The Smart Export Guarantee (SEG) replaced the closed FIT scheme in January 2020. Every licensed supplier with more than 150,000 domestic customers must offer at least one SEG tariff. Rates vary by supplier from 1p to 16.5p per kWh exported. There is no fixed Ofgem rate — it's a competitive market. The legacy FIT contracts signed before March 2019 continue paying their original generation tariff (typically 3–4p indexed to RPI) for 20–25 years and remain valid.
Which UK supplier pays the most for solar exports in 2026?
As of Q2 2026, E.ON Next Export Plus pays 16.5p/kWh (requires E.ON import tariff). Octopus Outgoing Fixed pays 15p/kWh (requires Octopus import). British Gas Export & Earn Flex pays 6.4p. EDF Export Plus pays 5.6p (any supplier import). Scottish Power Smart Export Tariff pays 12p (requires Scottish Power import). OVO Smart Export Plus pays 4p. The Energy Saving Trust maintains a comparison table at energysavingtrust.org.uk. Switch your import supplier to E.ON or Octopus to unlock the higher export rate — most homeowners can save £300–£600/year by switching.

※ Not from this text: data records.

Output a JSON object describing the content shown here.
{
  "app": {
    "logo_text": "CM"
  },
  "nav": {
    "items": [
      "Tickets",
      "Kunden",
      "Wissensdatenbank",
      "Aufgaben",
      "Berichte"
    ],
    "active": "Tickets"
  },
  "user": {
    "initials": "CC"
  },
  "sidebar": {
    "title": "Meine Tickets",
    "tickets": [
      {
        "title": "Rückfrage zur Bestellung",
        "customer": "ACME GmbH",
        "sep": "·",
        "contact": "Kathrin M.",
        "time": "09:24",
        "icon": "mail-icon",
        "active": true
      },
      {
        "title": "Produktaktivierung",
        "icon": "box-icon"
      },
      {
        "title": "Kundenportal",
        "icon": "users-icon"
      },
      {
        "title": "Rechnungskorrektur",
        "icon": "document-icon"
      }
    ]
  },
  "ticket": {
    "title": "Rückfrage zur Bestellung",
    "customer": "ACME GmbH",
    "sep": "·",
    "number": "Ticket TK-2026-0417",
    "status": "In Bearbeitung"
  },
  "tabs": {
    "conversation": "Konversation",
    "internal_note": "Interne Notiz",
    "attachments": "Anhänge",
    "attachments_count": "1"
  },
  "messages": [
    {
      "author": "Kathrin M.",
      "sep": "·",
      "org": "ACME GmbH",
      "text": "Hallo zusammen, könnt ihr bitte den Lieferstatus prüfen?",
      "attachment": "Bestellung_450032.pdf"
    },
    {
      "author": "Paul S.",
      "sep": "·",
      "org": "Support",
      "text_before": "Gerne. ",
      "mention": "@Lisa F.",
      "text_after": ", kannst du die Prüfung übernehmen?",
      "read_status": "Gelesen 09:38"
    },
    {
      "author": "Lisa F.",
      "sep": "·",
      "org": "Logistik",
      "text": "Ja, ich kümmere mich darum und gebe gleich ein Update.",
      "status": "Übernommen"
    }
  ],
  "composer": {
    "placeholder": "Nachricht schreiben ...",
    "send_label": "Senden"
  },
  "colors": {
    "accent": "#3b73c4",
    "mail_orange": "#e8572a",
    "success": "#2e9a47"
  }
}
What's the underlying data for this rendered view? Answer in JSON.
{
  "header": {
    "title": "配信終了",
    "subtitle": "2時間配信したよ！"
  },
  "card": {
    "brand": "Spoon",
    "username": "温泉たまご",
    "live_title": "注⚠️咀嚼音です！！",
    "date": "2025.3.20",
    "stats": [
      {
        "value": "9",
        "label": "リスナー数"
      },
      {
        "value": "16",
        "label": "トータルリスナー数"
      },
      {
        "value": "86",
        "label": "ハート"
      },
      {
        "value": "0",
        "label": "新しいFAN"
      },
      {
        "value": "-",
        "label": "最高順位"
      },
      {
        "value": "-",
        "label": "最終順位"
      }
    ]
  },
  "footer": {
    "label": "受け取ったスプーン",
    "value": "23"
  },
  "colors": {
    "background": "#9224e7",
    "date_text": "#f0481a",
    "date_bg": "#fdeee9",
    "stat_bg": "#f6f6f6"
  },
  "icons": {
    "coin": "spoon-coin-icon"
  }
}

Do I need a smart meter for SEG?
Yes. All SEG tariffs require a SMETS2 smart meter capable of half-hourly export readings. SMETS1 meters work only if successfully migrated to the DCC. Your installer must apply for an MCS certificate and submit it to your chosen SEG supplier with your G98/G99 notification (DNO). The supplier then activates export half-hourly settlement. Allow 4–8 weeks from commissioning to first SEG payment, paid quarterly by most suppliers.
How much SEG income can I realistically earn?
A typical 4 kWp south-facing UK array produces 3,400 kWh/yr per MCS. With 50% self-consumption and 1,700 kWh exported, Octopus Outgoing at 15p pays £255/yr. The same export volume on OVO at 4p pays £68/yr. On the Energy Saving Trust's mid-market 8p assumption you'd earn £136/yr. SEG income is on top of bill savings from self-consumption (£459/yr at 27p retail), so total annual benefit is £459 + SEG. Switch to E.ON Next 16.5p to push total benefit toward £740/yr.
Is SEG payment taxable income?
For residential micro-generation (under 5 MW capacity, your own roof), SEG payments are exempt from income tax under HMRC's Domestic Micro-generation Concession (BIM40520). You don't need to declare it on a Self-Assessment return. The exemption applies whether you are owner-occupier or landlord-installed solar selling exports. Commercial systems and those exceeding 5 MW or generating significantly above household needs may be assessable — check with HMRC if your install is over 10 kWp.